Tuesday, November 06, 2018

Speaker Richmond?

CNN Exit poll says maybe let's not give the gavel back to Nancy.
The Democratic Party has slightly higher favorability than the Republican Party in preliminary data from CNN's national exit poll. About half of voters said they had a positive view of the Democratic Party, while the Republican Party is upside down, with slightly more than 40% saying they had a positive view of the Republicans.
The downside for Democrats is an extremely low favorable rating for Nancy Pelosi, the woman who would like to again be Speaker of the House if Democrats win control of the House of Representatives. Only about three-in-10 voters had a positive view of Pelosi and more than half had an unfavorable view. In fact, more voters had an unfavorable view of Pelosi than had an unfavorable view of President Trump, according to preliminary results.
He's downplaying it this week, but you can see the possibilities here for Cedric Richmond
Richmond said he would consider running for a leadership post should the House flip to Democratic control. But any position he might seek will depend on the moves of his colleagues, particularly his longtime friend Assistant Democratic Leader James Clyburn, of South Carolina.

Clyburn has said he would likely run for speaker of the House if former Speaker U.S. Rep Nancy Pelosi declines to do so. For his part, Richmond said he would support Clyburn if he were to make a bid for the gavel.

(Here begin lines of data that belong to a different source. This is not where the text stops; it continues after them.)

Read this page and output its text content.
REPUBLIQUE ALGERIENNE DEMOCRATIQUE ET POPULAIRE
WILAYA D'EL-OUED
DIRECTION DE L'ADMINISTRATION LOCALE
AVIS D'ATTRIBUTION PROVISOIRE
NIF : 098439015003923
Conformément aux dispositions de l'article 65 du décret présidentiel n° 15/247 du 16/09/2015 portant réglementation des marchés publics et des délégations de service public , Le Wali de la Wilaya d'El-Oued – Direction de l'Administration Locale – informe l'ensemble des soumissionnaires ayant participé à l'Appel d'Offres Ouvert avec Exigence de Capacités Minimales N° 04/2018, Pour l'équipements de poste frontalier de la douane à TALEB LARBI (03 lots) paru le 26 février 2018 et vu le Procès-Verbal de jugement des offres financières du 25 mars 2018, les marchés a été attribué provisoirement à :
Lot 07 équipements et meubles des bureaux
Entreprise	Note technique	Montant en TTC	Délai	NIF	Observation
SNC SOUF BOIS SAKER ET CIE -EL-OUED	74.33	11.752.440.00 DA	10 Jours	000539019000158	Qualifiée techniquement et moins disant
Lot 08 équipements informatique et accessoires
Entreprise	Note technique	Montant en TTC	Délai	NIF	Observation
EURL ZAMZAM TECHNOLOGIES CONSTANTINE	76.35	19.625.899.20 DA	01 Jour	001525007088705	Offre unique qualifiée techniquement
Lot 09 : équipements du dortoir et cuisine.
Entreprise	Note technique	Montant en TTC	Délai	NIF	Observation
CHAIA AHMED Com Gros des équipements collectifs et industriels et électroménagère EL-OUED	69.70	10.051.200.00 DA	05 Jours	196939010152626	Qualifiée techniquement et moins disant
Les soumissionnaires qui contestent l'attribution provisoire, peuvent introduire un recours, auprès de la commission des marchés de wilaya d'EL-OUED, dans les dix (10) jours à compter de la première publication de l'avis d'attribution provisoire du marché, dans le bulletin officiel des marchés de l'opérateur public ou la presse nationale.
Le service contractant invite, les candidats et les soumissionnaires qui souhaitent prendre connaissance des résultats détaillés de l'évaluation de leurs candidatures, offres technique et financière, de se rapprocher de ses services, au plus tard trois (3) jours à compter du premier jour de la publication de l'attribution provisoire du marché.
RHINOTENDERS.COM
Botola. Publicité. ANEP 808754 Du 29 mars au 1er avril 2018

Richmond said he would defer to Clyburn before running for several available spots. Any position in the Democratic leadership, however, would help Louisiana's relatively junior delegation punch above their weight. Richmond would also be in line to lead a subgroup of the House Judiciary or House Homeland Security committees on which he now serves, he said.
Okay so probably Cedric isn't going to be Speaker. But he's clearly going to be in a top leadership position. Theoretically this is "good" for us down here in his district.  At least it would be if there were more money on the table for local government in Washington right now.  But the current mood there is still predisposed toward austerity and privatization.  And that isn't likely to change just because the Democrats hold a slim majority in the House.  It's better for us than the current situation. But not great.

Also there are other issues with Cedric.  I'd love to expound on this but I'm going to be geeking out on election returns for the next few hours. So, instead, let's see what the DSA election guide had to say about our guy.
Cedric Richmond is concerned that the Democratic Party might be moving too far to the left. Shortly after Alexandria Ocasio-Cortez’s primary victory over establishment Democrat Joe Crowley in New York this spring, Richmond told the New York Times he worries that while figures like Cortez and Vermont Senator Bernie Sanders are “fighting for [their] principles on what direction the party should go, we don’t really have anybody doing it on behalf of moderates and other Democrats. It has become a one-sided conversation.”  We here in the midst of the leftist insurrection think Cedric is exaggerating our influence just a tiny bit. But we are pleased to see him take notice. What we’ve noticed is Richmond has put in more than his share of “doing it on behalf of moderates.”

Richmond has resisted calls to abolish ICE telling us, “The men and women of ICE are federal employees who do their jobs admirably.”  He also said the Baton Rouge police crackdown on Black Lives Matter protesters after the 2016 murder of Alton Sterling was “very reasonable.” Richmond’s own response to that incident, in fact, was a “bi-partisan solution” to help police buy more surplus military equipment. He has not signed on as a sponsor to John Conyers’ Medicare For All bill and has instead chosen to support a hybrid “consumer” driven buy-in scheme that preserves the private for-profit health care system.  Richmond has also gone out of his way to defend Scalise from criticism, which suggests to us his commitment is to solidarity with the political elite classes he circulates in rather than with the poor and working class people of the district he represents.

Interestingly, in the wake of Ocasio-Cortez’s win, Richmond also garnered comparisons to Crowley as the sort of conservative Democratic machine politician who might one day be vulnerable to grass-roots leftist opposition. Such an opposition campaign doesn’t exist this year. In the meantime, the best we can hope for is for Richmond to continue to be aware of the possibility and lend a more attentive ear to leftist concerns as he moves up the seniority ladder in the House.
So.. not great. But certainly more.. um.. persuadable than a Speaker Scalise would have been.  That's the hope, anyway.